La pose choisie par l’ancien président, Donald Trump, pour sa première photo d’identité judiciaire (mug shot) est celle de la colère et de la menace. Le ressentiment comme projet politique. Billet sur mon blog de Mediapart, publié le 25 août 2023.
Le premier mug shot (photo d’identité judiciaire) de Donald Trump, à Atlanta, restera dans les annales et l’ancien président le sait pertinemment. C’est la raison pour laquelle il a très certainement travaillé la pose. Il apparaît comme étant en colère et déterminé, voire menaçant. C’est un regard de défi. À qui s’adresse-t-il ? Autant à son électorat (« Je n’ai peur de rien ») qu’à la justice (« Je ne me laisserai pas faire »). Cette photo va être déclinée en goodies : T shirts, casquettes, tasses à café, etc. Elle deviendra également un mème. Bad buzz, still buzz ? Autant en faire un good buzz.
Rapidement, il publie cette photo lui-même sur X (ex-Twitter), et l’on peut penser qu’il le fait pour trois raisons. La première est de nourrir l’impression, toujours, qu’il maîtrise le récit de ce qui lui arrive. Le 23 août, il avait également confirmé sa venue à Atlanta sur son réseau Truth Social. Ensuite, le message qui accompagne la photo est « never surrender », ce qui a deux sens : 1) ne jamais se rendre (or, il vient de le faire), 2) ne jamais abandonner. Enfin, il sait que ce tweet sera abondamment commenté puisque c’est le premier qu’il publie depuis janvier 2021, quand il a dû quitter le pouvoir. Le message a donc pour objectif de détourner l’attention de son arrestation : on parle du tweet et un peu moins de ses problèmes.
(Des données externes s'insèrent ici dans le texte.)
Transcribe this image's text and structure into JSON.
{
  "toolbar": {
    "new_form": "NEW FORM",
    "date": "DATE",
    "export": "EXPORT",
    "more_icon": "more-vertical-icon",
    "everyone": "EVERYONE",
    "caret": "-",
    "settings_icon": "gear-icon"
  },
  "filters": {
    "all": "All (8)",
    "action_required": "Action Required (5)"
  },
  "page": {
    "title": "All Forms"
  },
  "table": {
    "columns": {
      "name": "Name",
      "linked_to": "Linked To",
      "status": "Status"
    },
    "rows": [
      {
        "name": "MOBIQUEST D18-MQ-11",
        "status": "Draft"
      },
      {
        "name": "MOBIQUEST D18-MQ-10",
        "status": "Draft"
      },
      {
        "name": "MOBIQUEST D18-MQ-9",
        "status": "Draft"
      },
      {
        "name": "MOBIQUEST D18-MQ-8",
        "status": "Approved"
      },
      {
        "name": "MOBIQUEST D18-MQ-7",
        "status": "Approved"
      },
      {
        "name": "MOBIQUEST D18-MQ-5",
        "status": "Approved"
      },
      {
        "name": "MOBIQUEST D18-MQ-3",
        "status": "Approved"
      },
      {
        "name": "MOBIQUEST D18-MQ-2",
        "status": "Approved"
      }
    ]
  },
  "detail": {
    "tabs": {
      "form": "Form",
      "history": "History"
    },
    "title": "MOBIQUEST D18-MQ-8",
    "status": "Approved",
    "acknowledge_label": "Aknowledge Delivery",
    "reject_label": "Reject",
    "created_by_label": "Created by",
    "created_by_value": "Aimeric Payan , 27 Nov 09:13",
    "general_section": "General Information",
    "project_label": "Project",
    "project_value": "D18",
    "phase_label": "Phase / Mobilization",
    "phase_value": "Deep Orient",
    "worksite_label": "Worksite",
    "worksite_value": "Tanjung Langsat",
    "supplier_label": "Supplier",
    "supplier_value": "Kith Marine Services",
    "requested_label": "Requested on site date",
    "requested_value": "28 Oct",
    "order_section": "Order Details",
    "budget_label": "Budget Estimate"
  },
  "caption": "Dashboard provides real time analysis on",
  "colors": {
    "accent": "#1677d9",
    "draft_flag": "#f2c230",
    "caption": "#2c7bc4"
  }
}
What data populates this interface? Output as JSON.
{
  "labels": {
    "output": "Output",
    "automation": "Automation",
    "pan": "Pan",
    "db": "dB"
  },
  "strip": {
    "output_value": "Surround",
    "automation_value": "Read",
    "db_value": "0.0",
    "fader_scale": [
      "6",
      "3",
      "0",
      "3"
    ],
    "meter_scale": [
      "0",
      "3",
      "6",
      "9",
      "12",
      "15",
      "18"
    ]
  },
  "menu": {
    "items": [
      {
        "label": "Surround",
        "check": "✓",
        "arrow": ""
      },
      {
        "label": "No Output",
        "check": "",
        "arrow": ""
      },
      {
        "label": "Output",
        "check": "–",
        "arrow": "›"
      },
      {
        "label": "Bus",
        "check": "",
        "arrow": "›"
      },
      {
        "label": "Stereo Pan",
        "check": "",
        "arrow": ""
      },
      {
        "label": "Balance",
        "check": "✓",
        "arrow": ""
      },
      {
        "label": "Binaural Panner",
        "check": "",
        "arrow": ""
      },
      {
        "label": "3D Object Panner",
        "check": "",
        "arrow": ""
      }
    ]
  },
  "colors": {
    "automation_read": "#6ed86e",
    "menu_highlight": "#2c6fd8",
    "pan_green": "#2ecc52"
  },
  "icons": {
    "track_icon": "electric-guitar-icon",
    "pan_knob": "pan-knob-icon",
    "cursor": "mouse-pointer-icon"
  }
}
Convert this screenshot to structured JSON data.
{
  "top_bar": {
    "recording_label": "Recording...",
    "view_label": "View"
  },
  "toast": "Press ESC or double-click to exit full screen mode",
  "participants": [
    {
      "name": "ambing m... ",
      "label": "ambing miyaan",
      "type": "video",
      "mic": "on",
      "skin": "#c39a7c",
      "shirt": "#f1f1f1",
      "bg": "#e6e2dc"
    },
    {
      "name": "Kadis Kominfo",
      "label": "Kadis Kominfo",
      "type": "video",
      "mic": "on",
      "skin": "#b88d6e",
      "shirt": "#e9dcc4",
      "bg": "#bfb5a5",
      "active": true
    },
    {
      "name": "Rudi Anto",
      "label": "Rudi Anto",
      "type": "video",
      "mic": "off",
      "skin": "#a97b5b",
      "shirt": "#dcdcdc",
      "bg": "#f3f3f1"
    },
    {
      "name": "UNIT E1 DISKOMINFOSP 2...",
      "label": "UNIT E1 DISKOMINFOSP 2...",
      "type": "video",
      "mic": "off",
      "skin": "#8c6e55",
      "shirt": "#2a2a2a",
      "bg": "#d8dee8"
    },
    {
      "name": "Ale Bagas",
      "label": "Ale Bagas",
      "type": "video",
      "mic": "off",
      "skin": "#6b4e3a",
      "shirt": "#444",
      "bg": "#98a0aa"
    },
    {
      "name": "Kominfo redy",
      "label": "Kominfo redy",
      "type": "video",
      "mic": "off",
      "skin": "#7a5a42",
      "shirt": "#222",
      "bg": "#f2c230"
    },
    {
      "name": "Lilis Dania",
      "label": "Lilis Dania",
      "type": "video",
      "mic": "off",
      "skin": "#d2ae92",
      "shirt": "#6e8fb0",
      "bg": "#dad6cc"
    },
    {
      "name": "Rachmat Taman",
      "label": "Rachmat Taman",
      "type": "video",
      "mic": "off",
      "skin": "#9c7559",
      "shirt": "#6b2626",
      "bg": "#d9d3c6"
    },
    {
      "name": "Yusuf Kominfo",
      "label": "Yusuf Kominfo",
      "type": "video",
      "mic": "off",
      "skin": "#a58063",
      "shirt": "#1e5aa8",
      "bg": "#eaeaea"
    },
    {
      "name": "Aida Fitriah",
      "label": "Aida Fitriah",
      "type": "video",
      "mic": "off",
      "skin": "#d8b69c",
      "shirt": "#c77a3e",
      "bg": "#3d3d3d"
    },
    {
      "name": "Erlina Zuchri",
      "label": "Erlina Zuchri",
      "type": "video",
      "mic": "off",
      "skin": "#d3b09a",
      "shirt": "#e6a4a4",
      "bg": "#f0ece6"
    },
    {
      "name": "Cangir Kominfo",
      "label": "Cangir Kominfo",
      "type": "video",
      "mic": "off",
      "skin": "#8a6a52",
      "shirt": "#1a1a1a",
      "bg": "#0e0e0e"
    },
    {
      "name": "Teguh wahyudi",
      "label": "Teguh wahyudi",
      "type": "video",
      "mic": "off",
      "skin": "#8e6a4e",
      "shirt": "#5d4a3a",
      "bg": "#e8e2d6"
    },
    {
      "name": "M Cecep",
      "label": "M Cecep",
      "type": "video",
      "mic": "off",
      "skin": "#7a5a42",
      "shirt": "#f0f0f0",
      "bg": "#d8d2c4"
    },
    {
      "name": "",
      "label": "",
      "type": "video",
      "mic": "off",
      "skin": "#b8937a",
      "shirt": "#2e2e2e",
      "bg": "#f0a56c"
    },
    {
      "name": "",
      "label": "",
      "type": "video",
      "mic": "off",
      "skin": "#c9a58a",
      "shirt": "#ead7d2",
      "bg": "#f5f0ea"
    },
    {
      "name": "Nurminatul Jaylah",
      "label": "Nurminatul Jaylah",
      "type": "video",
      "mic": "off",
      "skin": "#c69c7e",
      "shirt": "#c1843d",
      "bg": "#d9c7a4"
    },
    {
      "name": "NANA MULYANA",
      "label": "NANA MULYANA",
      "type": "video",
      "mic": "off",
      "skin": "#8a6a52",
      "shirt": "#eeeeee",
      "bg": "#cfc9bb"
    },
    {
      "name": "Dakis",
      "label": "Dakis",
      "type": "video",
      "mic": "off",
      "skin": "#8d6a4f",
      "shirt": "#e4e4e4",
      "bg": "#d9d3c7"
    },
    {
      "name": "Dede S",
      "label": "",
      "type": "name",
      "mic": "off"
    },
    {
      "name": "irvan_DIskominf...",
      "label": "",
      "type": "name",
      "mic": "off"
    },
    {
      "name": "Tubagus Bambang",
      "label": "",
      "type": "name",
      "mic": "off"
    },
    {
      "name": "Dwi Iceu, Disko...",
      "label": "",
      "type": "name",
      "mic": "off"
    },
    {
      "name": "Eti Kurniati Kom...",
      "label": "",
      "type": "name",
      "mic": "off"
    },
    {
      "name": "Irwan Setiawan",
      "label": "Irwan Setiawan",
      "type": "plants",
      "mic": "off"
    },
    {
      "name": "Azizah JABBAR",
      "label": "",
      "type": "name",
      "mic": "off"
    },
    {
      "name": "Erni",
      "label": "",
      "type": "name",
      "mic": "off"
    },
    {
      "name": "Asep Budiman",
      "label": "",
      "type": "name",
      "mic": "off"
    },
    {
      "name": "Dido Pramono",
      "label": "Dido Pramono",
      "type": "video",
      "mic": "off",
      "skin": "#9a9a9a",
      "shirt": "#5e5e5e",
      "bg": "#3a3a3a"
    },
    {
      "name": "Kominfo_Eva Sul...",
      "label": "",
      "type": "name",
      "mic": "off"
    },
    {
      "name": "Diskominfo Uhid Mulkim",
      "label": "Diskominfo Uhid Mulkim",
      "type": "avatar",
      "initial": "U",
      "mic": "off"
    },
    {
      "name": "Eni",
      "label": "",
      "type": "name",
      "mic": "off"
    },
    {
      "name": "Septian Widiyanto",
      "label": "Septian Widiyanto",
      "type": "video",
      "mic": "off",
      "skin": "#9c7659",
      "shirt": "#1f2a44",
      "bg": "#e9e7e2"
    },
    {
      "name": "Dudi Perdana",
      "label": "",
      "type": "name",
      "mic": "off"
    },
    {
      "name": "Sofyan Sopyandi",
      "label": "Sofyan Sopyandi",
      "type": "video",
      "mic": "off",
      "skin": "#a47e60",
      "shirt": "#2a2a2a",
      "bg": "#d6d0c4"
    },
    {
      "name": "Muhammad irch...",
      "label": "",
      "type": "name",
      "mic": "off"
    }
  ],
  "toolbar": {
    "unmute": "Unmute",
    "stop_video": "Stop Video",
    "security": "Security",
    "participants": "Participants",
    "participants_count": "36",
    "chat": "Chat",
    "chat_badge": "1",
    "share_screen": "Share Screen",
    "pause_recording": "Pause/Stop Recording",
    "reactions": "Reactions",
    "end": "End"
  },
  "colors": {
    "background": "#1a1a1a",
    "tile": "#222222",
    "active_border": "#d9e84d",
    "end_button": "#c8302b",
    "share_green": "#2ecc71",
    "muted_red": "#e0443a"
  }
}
Trump, le brouhaha permanent
Depuis le début des poursuites judiciaires et des mises en examen dont il fait l’objet, la provocation est sa stratégie : il surfe abondamment sur les accusations qui le visent pour dénigrer la justice, clamer qu’il est innocent et qu’il est victime d’un complot pour l’empêcher de se représenter, alors qu’il est le « sauveur » d’une Amérique en déclin. Le feuilletonnage de ses ennuis avec la justice, qu’il s’efforce de contrôler, comme si on était dans une série, une fiction à épisodes et à suspense, le conduit à se présenter en héros vivant une épopée, voire en martyr. Du reste, il ne cesse de répéter, à l’adresse de son électorat : « en m’attaquant, c’est vous que l’on veut faire taire ; en me persécutant, c’est vous que la justice vise ».
Au final, on ne parle que de lui. Trump, c’est le brouhaha permanent.
Les calendriers politique et judiciaire vont se télescoper dès le début de l’année 2024, ce qui le sert auprès de sa base, laquelle se renforce au fil de ses déboires judiciaires (depuis sa première mise en examen, il a gagné 10 points dans les intentions de vote aux primaires du parti républicain, creusant ainsi l’écart avec son premier poursuivant, Ron DeSantis). Néanmoins, cela va lui coûter de l’argent et de l’énergie. C’est donc, pour lui, à double tranchant.
Le défi : élargir sa base électorale
L’autre problème, politique celui-ci, c’est qu’il doit élargir son électorat pour espérer l’emporter en novembre 2024. Les indépendants, les swing voters ne lui sont pas du tout acquis, bien au contraire. Ainsi, s’il est soutenu chez les sympathisants républicains pour l’élection générale, et si, bien entendu, le scrutin se joue État fédéré par État fédéré via la règle du collège électoral, il n’en reste pas moins que la part des Américaines et Américains qui disent aujourd’hui qu’elles et ils ne voteront jamais pour Donald Trump est de plus de 50 %, soit 10 points de plus que la part de celles et ceux qui disent ne jamais vouloir voter pour Joe Biden. Car il y a les affaires, bien sûr, mais aussi l’incapacité à regarder l’avenir, à avoir un projet de société autre que celui du ressentiment : Trump est resté bloqué sur l’élection perdue de 2020 (volée selon lui).
On le sait par ailleurs, depuis les Midterms de 2018 et en particulier à cause de Trump, le parti républicain a perdu énormément d’électrices. L’avortement étant bien parti pour être un sujet majeur de mobilisation en 2024, ce déficit d’adhésion chez les femmes est un lourd handicap pour le Grand Old Party.
L’échéance est encore lointaine et bien des choses peuvent arriver d’ici novembre 2024, chez les républicains comme chez les démocrates. Mais pour l’heure, Trump mise tout sur son image d’homme qui n’a peur de rien, pas même du droit, surtout pas de l’État de droit. Et cela aussi, c’est une promesse de campagne.